You will find that most heroes prefer to wear something... unique, a sort of personal statement made to others, a voice from my recent past said to me. A hero's reputation can have a very powerful impact on the opposition, so it is often wise to let that speak for itself even from a distance. Most heroes favor names as unique as their costumes as well, so you may wish to think carefully about whom you wish to be known as to the denizens of Paragon City.

"Cale is dead," I finally said aloud as I reached for the uniform. "But yet his reputation lives. There will be a new hero to arise to wear this suit, as it is just as much of a hero as he was. Sad that there will be no grave to be dug, nor funeral to attend to bid farwell to him. Instead, a monument will be erected in his honor, a cenotaph to mark his passing."

It only took a few moments to dispose of my sweatpants and slip back into the form-fitting uniform, sealing clasps and tighting buckles with practiced ease. After all, I had been putting it on for months now and it was literally like a second skin to me. Something caused me to hesitate when it came to the translucent cape, however, holding it gently in my hands before putting it back on the hanger. Statesman took off his cape to honor the memory of Hero 1 and the Omega Team, and so I thought it fitting to do the same for the memory of my past. Perhaps I would wear it again one day, when the time was right, but for now it would remain tucked away.

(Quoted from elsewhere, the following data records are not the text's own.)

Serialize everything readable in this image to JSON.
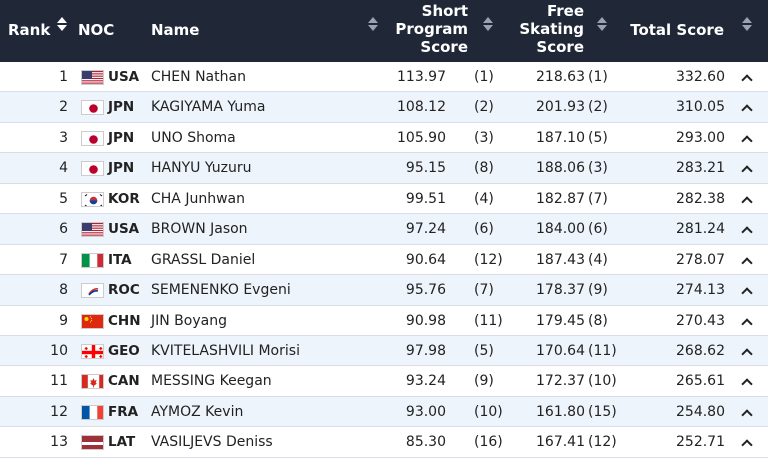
{
  "header": {
    "rank": "Rank",
    "noc": "NOC",
    "name": "Name",
    "short_program": [
      "Short",
      "Program",
      "Score"
    ],
    "free_skating": [
      "Free",
      "Skating",
      "Score"
    ],
    "total": "Total Score"
  },
  "rows": [
    {
      "rank": "1",
      "noc": "USA",
      "flag": "usa",
      "name": "CHEN Nathan",
      "sp": "113.97",
      "sp_rank": "(1)",
      "fs": "218.63",
      "fs_rank": "(1)",
      "total": "332.60"
    },
    {
      "rank": "2",
      "noc": "JPN",
      "flag": "jpn",
      "name": "KAGIYAMA Yuma",
      "sp": "108.12",
      "sp_rank": "(2)",
      "fs": "201.93",
      "fs_rank": "(2)",
      "total": "310.05"
    },
    {
      "rank": "3",
      "noc": "JPN",
      "flag": "jpn",
      "name": "UNO Shoma",
      "sp": "105.90",
      "sp_rank": "(3)",
      "fs": "187.10",
      "fs_rank": "(5)",
      "total": "293.00"
    },
    {
      "rank": "4",
      "noc": "JPN",
      "flag": "jpn",
      "name": "HANYU Yuzuru",
      "sp": "95.15",
      "sp_rank": "(8)",
      "fs": "188.06",
      "fs_rank": "(3)",
      "total": "283.21"
    },
    {
      "rank": "5",
      "noc": "KOR",
      "flag": "kor",
      "name": "CHA Junhwan",
      "sp": "99.51",
      "sp_rank": "(4)",
      "fs": "182.87",
      "fs_rank": "(7)",
      "total": "282.38"
    },
    {
      "rank": "6",
      "noc": "USA",
      "flag": "usa",
      "name": "BROWN Jason",
      "sp": "97.24",
      "sp_rank": "(6)",
      "fs": "184.00",
      "fs_rank": "(6)",
      "total": "281.24"
    },
    {
      "rank": "7",
      "noc": "ITA",
      "flag": "ita",
      "name": "GRASSL Daniel",
      "sp": "90.64",
      "sp_rank": "(12)",
      "fs": "187.43",
      "fs_rank": "(4)",
      "total": "278.07"
    },
    {
      "rank": "8",
      "noc": "ROC",
      "flag": "roc",
      "name": "SEMENENKO Evgeni",
      "sp": "95.76",
      "sp_rank": "(7)",
      "fs": "178.37",
      "fs_rank": "(9)",
      "total": "274.13"
    },
    {
      "rank": "9",
      "noc": "CHN",
      "flag": "chn",
      "name": "JIN Boyang",
      "sp": "90.98",
      "sp_rank": "(11)",
      "fs": "179.45",
      "fs_rank": "(8)",
      "total": "270.43"
    },
    {
      "rank": "10",
      "noc": "GEO",
      "flag": "geo",
      "name": "KVITELASHVILI Morisi",
      "sp": "97.98",
      "sp_rank": "(5)",
      "fs": "170.64",
      "fs_rank": "(11)",
      "total": "268.62"
    },
    {
      "rank": "11",
      "noc": "CAN",
      "flag": "can",
      "name": "MESSING Keegan",
      "sp": "93.24",
      "sp_rank": "(9)",
      "fs": "172.37",
      "fs_rank": "(10)",
      "total": "265.61"
    },
    {
      "rank": "12",
      "noc": "FRA",
      "flag": "fra",
      "name": "AYMOZ Kevin",
      "sp": "93.00",
      "sp_rank": "(10)",
      "fs": "161.80",
      "fs_rank": "(15)",
      "total": "254.80"
    },
    {
      "rank": "13",
      "noc": "LAT",
      "flag": "lat",
      "name": "VASILJEVS Deniss",
      "sp": "85.30",
      "sp_rank": "(16)",
      "fs": "167.41",
      "fs_rank": "(12)",
      "total": "252.71"
    }
  ],
  "colors": {
    "header_bg": "#202838",
    "row_alt": "#eef4fb"
  }
}
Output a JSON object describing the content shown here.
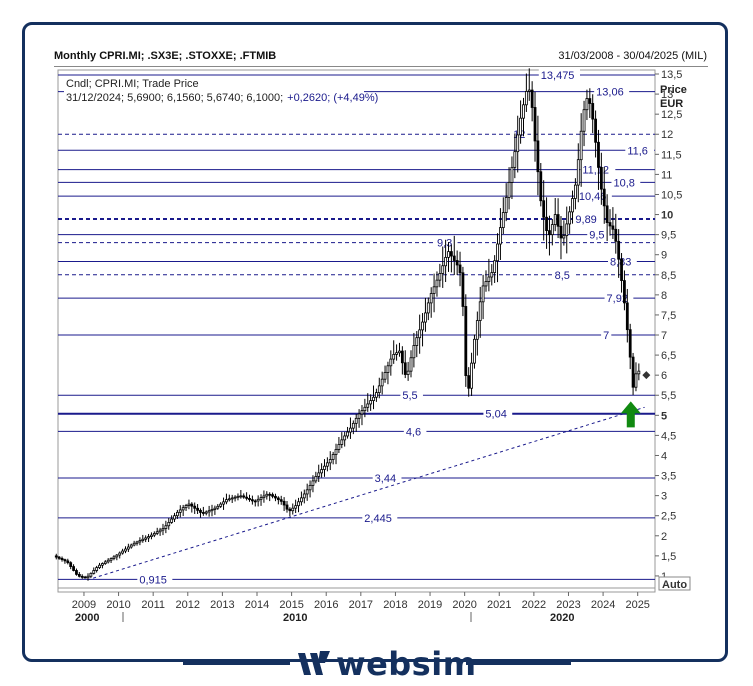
{
  "header": {
    "title": "Monthly CPRI.MI; .SX3E; .STOXXE; .FTMIB",
    "date_range": "31/03/2008 - 30/04/2025 (MIL)"
  },
  "legend": {
    "line1": "Cndl; CPRI.MI; Trade Price",
    "line2_prefix": "31/12/2024; 5,6900; 6,1560; 5,6740; 6,1000;",
    "line2_change": "+0,2620; (+4,49%)"
  },
  "brand": {
    "logo_text": "websim"
  },
  "colors": {
    "accent": "#14305e",
    "levels": "#1a1a8c",
    "candles": "#000000",
    "arrow": "#118a11"
  },
  "chart_data": {
    "type": "candlestick",
    "y_axis": {
      "label_top": "Price",
      "label_unit": "EUR",
      "min": 0.6,
      "max": 13.6,
      "ticks": [
        "13,5",
        "13",
        "12,5",
        "12",
        "11,5",
        "11",
        "10,5",
        "10",
        "9,5",
        "9",
        "8,5",
        "8",
        "7,5",
        "7",
        "6,5",
        "6",
        "5,5",
        "5",
        "4,5",
        "4",
        "3,5",
        "3",
        "2,5",
        "2",
        "1,5",
        "1"
      ],
      "tick_values": [
        13.5,
        13,
        12.5,
        12,
        11.5,
        11,
        10.5,
        10,
        9.5,
        9,
        8.5,
        8,
        7.5,
        7,
        6.5,
        6,
        5.5,
        5,
        4.5,
        4,
        3.5,
        3,
        2.5,
        2,
        1.5,
        1
      ],
      "bold_ticks": [
        "10",
        "5"
      ],
      "auto_label": "Auto"
    },
    "x_axis": {
      "years": [
        "2009",
        "2010",
        "2011",
        "2012",
        "2013",
        "2014",
        "2015",
        "2016",
        "2017",
        "2018",
        "2019",
        "2020",
        "2021",
        "2022",
        "2023",
        "2024",
        "2025"
      ],
      "decades": [
        "2000",
        "2010",
        "2020"
      ]
    },
    "levels": [
      {
        "value": 13.475,
        "label": "13,475",
        "style": "solid",
        "label_at": 2022.2
      },
      {
        "value": 13.06,
        "label": "13,06",
        "style": "solid",
        "label_at": 2023.8
      },
      {
        "value": 12,
        "label": "12",
        "style": "dashed",
        "label_at": 2021.4
      },
      {
        "value": 11.6,
        "label": "11,6",
        "style": "solid",
        "label_at": 2024.7
      },
      {
        "value": 11.12,
        "label": "11,12",
        "style": "solid",
        "label_at": 2023.4
      },
      {
        "value": 10.8,
        "label": "10,8",
        "style": "solid",
        "label_at": 2024.3
      },
      {
        "value": 10.46,
        "label": "10,46",
        "style": "solid",
        "label_at": 2023.3
      },
      {
        "value": 9.89,
        "label": "9,89",
        "style": "dashed-bold",
        "label_at": 2023.2
      },
      {
        "value": 9.5,
        "label": "9,5",
        "style": "solid",
        "label_at": 2023.6
      },
      {
        "value": 9.3,
        "label": "9,3",
        "style": "dashed",
        "label_at": 2019.2
      },
      {
        "value": 8.83,
        "label": "8,83",
        "style": "solid",
        "label_at": 2024.2
      },
      {
        "value": 8.5,
        "label": "8,5",
        "style": "dashed",
        "label_at": 2022.6
      },
      {
        "value": 7.92,
        "label": "7,92",
        "style": "solid",
        "label_at": 2024.1
      },
      {
        "value": 7,
        "label": "7",
        "style": "solid",
        "label_at": 2024.0
      },
      {
        "value": 5.5,
        "label": "5,5",
        "style": "solid",
        "label_at": 2018.2
      },
      {
        "value": 5.04,
        "label": "5,04",
        "style": "solid-bold",
        "label_at": 2020.6
      },
      {
        "value": 4.6,
        "label": "4,6",
        "style": "solid",
        "label_at": 2018.3
      },
      {
        "value": 3.44,
        "label": "3,44",
        "style": "solid",
        "label_at": 2017.4
      },
      {
        "value": 2.445,
        "label": "2,445",
        "style": "solid",
        "label_at": 2017.1
      },
      {
        "value": 0.915,
        "label": "0,915",
        "style": "solid",
        "label_at": 2010.6
      }
    ],
    "trendline": {
      "x": [
        2009.1,
        2025.2
      ],
      "y": [
        0.9,
        5.2
      ],
      "style": "dashed"
    },
    "arrow": {
      "x": 2024.8,
      "y": 5.0,
      "direction": "up"
    },
    "path_points": [
      [
        2008.2,
        1.5
      ],
      [
        2008.6,
        1.35
      ],
      [
        2008.9,
        1.0
      ],
      [
        2009.15,
        0.95
      ],
      [
        2009.5,
        1.25
      ],
      [
        2010.0,
        1.5
      ],
      [
        2010.5,
        1.8
      ],
      [
        2011.0,
        2.0
      ],
      [
        2011.4,
        2.2
      ],
      [
        2011.8,
        2.6
      ],
      [
        2012.1,
        2.8
      ],
      [
        2012.5,
        2.55
      ],
      [
        2012.9,
        2.7
      ],
      [
        2013.2,
        2.9
      ],
      [
        2013.6,
        3.0
      ],
      [
        2014.0,
        2.85
      ],
      [
        2014.4,
        3.05
      ],
      [
        2014.8,
        2.85
      ],
      [
        2015.0,
        2.6
      ],
      [
        2015.2,
        2.75
      ],
      [
        2015.5,
        3.1
      ],
      [
        2015.8,
        3.5
      ],
      [
        2016.2,
        3.9
      ],
      [
        2016.5,
        4.35
      ],
      [
        2016.8,
        4.7
      ],
      [
        2017.0,
        5.0
      ],
      [
        2017.2,
        5.2
      ],
      [
        2017.5,
        5.5
      ],
      [
        2017.8,
        6.1
      ],
      [
        2018.0,
        6.5
      ],
      [
        2018.2,
        6.6
      ],
      [
        2018.4,
        5.9
      ],
      [
        2018.6,
        6.7
      ],
      [
        2018.9,
        7.4
      ],
      [
        2019.1,
        8.0
      ],
      [
        2019.4,
        8.6
      ],
      [
        2019.6,
        9.1
      ],
      [
        2019.9,
        8.7
      ],
      [
        2020.0,
        8.4
      ],
      [
        2020.15,
        5.3
      ],
      [
        2020.35,
        6.8
      ],
      [
        2020.6,
        8.2
      ],
      [
        2020.9,
        8.6
      ],
      [
        2021.1,
        9.6
      ],
      [
        2021.3,
        10.5
      ],
      [
        2021.5,
        11.4
      ],
      [
        2021.7,
        12.4
      ],
      [
        2021.9,
        13.2
      ],
      [
        2022.0,
        13.0
      ],
      [
        2022.15,
        11.5
      ],
      [
        2022.3,
        10.2
      ],
      [
        2022.5,
        9.4
      ],
      [
        2022.7,
        10.0
      ],
      [
        2022.9,
        9.3
      ],
      [
        2023.1,
        10.0
      ],
      [
        2023.3,
        10.8
      ],
      [
        2023.5,
        12.5
      ],
      [
        2023.65,
        13.0
      ],
      [
        2023.8,
        12.3
      ],
      [
        2024.0,
        10.8
      ],
      [
        2024.2,
        9.8
      ],
      [
        2024.4,
        9.6
      ],
      [
        2024.55,
        8.8
      ],
      [
        2024.7,
        7.8
      ],
      [
        2024.85,
        6.6
      ],
      [
        2024.95,
        5.7
      ],
      [
        2025.05,
        6.1
      ]
    ],
    "last_marker": {
      "x": 2025.25,
      "y": 6.0
    }
  }
}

Fully dressed, I turned back to Lune Fen and picked up my glasses. The lenses were tinted a dark green to help compensate for the laser-damage done to my eyes when I first arrived in this dimension a lifetime ago.

"And I," I said to him as the glasses were settled into place, "Will be that monument. Let us go to Galaxy City to meet with this Shadowstar, then, for the City of Heroes never sleeps."

And with that a new hero was born, fused from two souls, and henceforth known not as Cale Westmarch or Balregu, but only as the Dark Cenotaph.